I don't think my friend knows the impact a simple bookmark she picked up from church has on my reflections but this is just the way God works.......... through trivial everyday matters. While the bookmark has an aesthetic drawing of Christ's profile, the beauty I could see is not only in its illustration but in a precious prayer it bears:

Lord, through the power of the Holy Spirit, guide me to go back into my memory as I sleep. I ask you to heal every hurt that has ever been done to me. I ask you to heal every hurt that I have caused to another person. For all the relationships that have been damaged in my whole life that I am not aware of, I ask you to heal those relationships. Lord, if there is anything I need to do or I need to go to a person because they are still suffering from my hand, bring to my awareness that person. I choose to forgive and I ask to be forgiven. Remove whatever bitterness may be in my heart, Lord and fill the empty spaces with your love. Amen.

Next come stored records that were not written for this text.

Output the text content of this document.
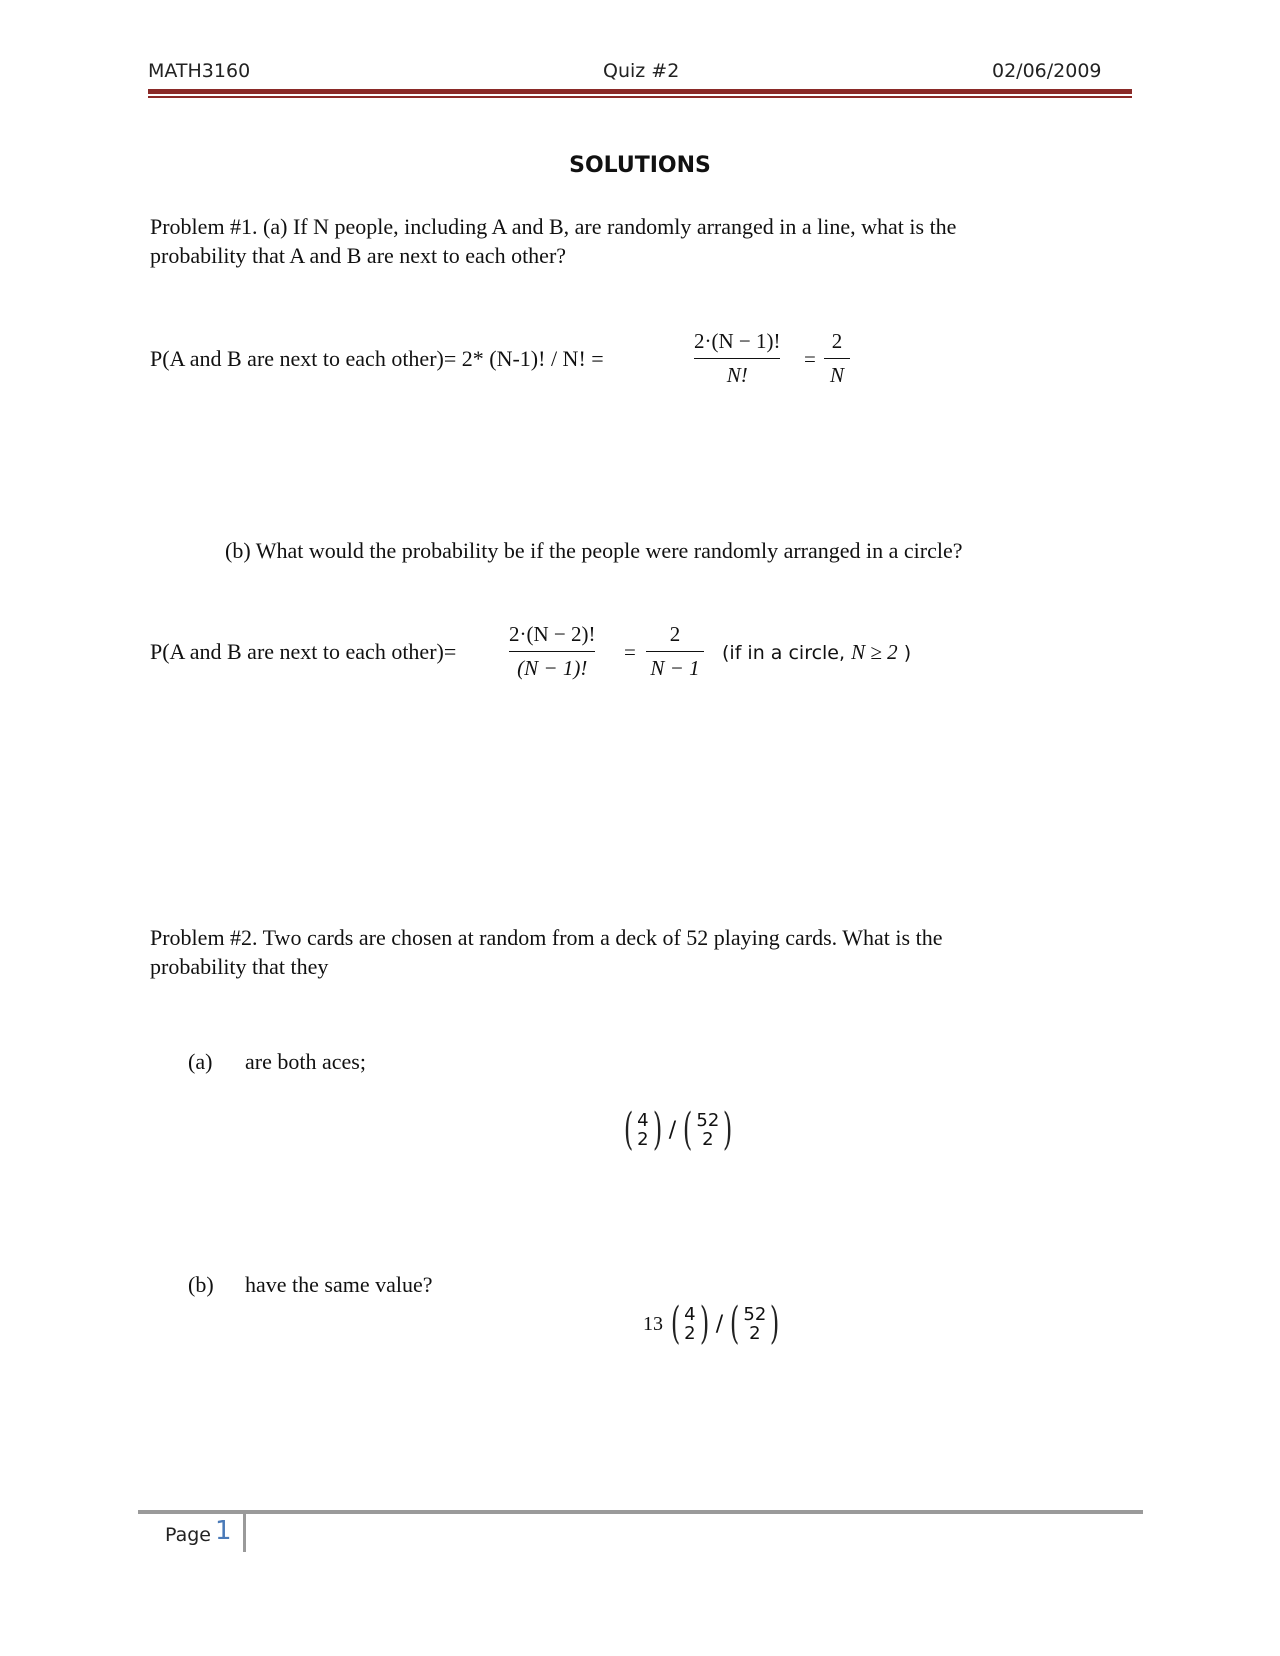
MATH3160	Quiz #2	02/06/2009
SOLUTIONS
Problem #1. (a) If N people, including A and B, are randomly arranged in a line, what is the
probability that A and B are next to each other?
P(A and B are next to each other)= 2* (N-1)! / N! =
2·(N − 1)!
N!
=
2
N
(b) What would the probability be if the people were randomly arranged in a circle?
P(A and B are next to each other)=
2·(N − 2)!
(N − 1)!
=
2
N − 1
(if in a circle, N ≥ 2 )
Problem #2. Two cards are chosen at random from a deck of 52 playing cards. What is the
probability that they
(a) are both aces;
( 4
2 ) / ( 52
2 )
(b) have the same value?
13 ( 4
2 ) / ( 52
2 )
Page 1
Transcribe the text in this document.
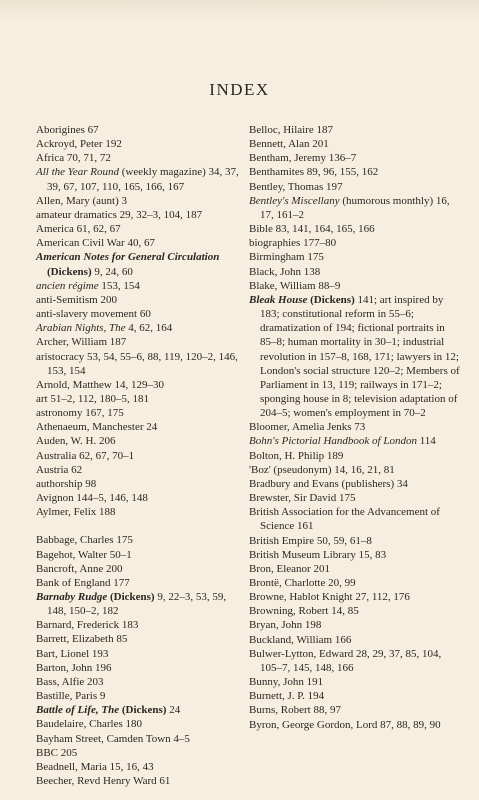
INDEX
Aborigines 67
Ackroyd, Peter 192
Africa 70, 71, 72
All the Year Round (weekly magazine) 34, 37, 39, 67, 107, 110, 165, 166, 167
Allen, Mary (aunt) 3
amateur dramatics 29, 32–3, 104, 187
America 61, 62, 67
American Civil War 40, 67
American Notes for General Circulation (Dickens) 9, 24, 60
ancien régime 153, 154
anti-Semitism 200
anti-slavery movement 60
Arabian Nights, The 4, 62, 164
Archer, William 187
aristocracy 53, 54, 55–6, 88, 119, 120–2, 146, 153, 154
Arnold, Matthew 14, 129–30
art 51–2, 112, 180–5, 181
astronomy 167, 175
Athenaeum, Manchester 24
Auden, W. H. 206
Australia 62, 67, 70–1
Austria 62
authorship 98
Avignon 144–5, 146, 148
Aylmer, Felix 188
Babbage, Charles 175
Bagehot, Walter 50–1
Bancroft, Anne 200
Bank of England 177
Barnaby Rudge (Dickens) 9, 22–3, 53, 59, 148, 150–2, 182
Barnard, Frederick 183
Barrett, Elizabeth 85
Bart, Lionel 193
Barton, John 196
Bass, Alfie 203
Bastille, Paris 9
Battle of Life, The (Dickens) 24
Baudelaire, Charles 180
Bayham Street, Camden Town 4–5
BBC 205
Beadnell, Maria 15, 16, 43
Beecher, Revd Henry Ward 61
Belloc, Hilaire 187
Bennett, Alan 201
Bentham, Jeremy 136–7
Benthamites 89, 96, 155, 162
Bentley, Thomas 197
Bentley's Miscellany (humorous monthly) 16, 17, 161–2
Bible 83, 141, 164, 165, 166
biographies 177–80
Birmingham 175
Black, John 138
Blake, William 88–9
Bleak House (Dickens) 141; art inspired by 183; constitutional reform in 55–6; dramatization of 194; fictional portraits in 85–8; human mortality in 30–1; industrial revolution in 157–8, 168, 171; lawyers in 12; London's social structure 120–2; Members of Parliament in 13, 119; railways in 171–2; sponging house in 8; television adaptation of 204–5; women's employment in 70–2
Bloomer, Amelia Jenks 73
Bohn's Pictorial Handbook of London 114
Bolton, H. Philip 189
'Boz' (pseudonym) 14, 16, 21, 81
Bradbury and Evans (publishers) 34
Brewster, Sir David 175
British Association for the Advancement of Science 161
British Empire 50, 59, 61–8
British Museum Library 15, 83
Bron, Eleanor 201
Brontë, Charlotte 20, 99
Browne, Hablot Knight 27, 112, 176
Browning, Robert 14, 85
Bryan, John 198
Buckland, William 166
Bulwer-Lytton, Edward 28, 29, 37, 85, 104, 105–7, 145, 148, 166
Bunny, John 191
Burnett, J. P. 194
Burns, Robert 88, 97
Byron, George Gordon, Lord 87, 88, 89, 90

With faith and confidence, we should have the courage to walk through the small lane again.

2 comments:

International Dateline said...

Your description was so rich, I felt like I was right there on Boat Quay with you many years ago -- even though you say it wasn't you!

OK, caffein, being grown up, cuppa mocha... I'm beginning to connect the dots. :-)

Cuppa Mocha said...

Hi Pat,

Oh yes, I used to hang around grandad's Boat Quay office in those days too (ya, I'd told you about it....that's how the river scene is very familiar to me!) and knew the girl whose dad's company was 2 blocks down the road.

She lives in Boston now but the last time we caught up (5 years ago), she shared that she still shudders at the memory of the incident. Young kids shouldn't have to witness the brutality of the adult world, really.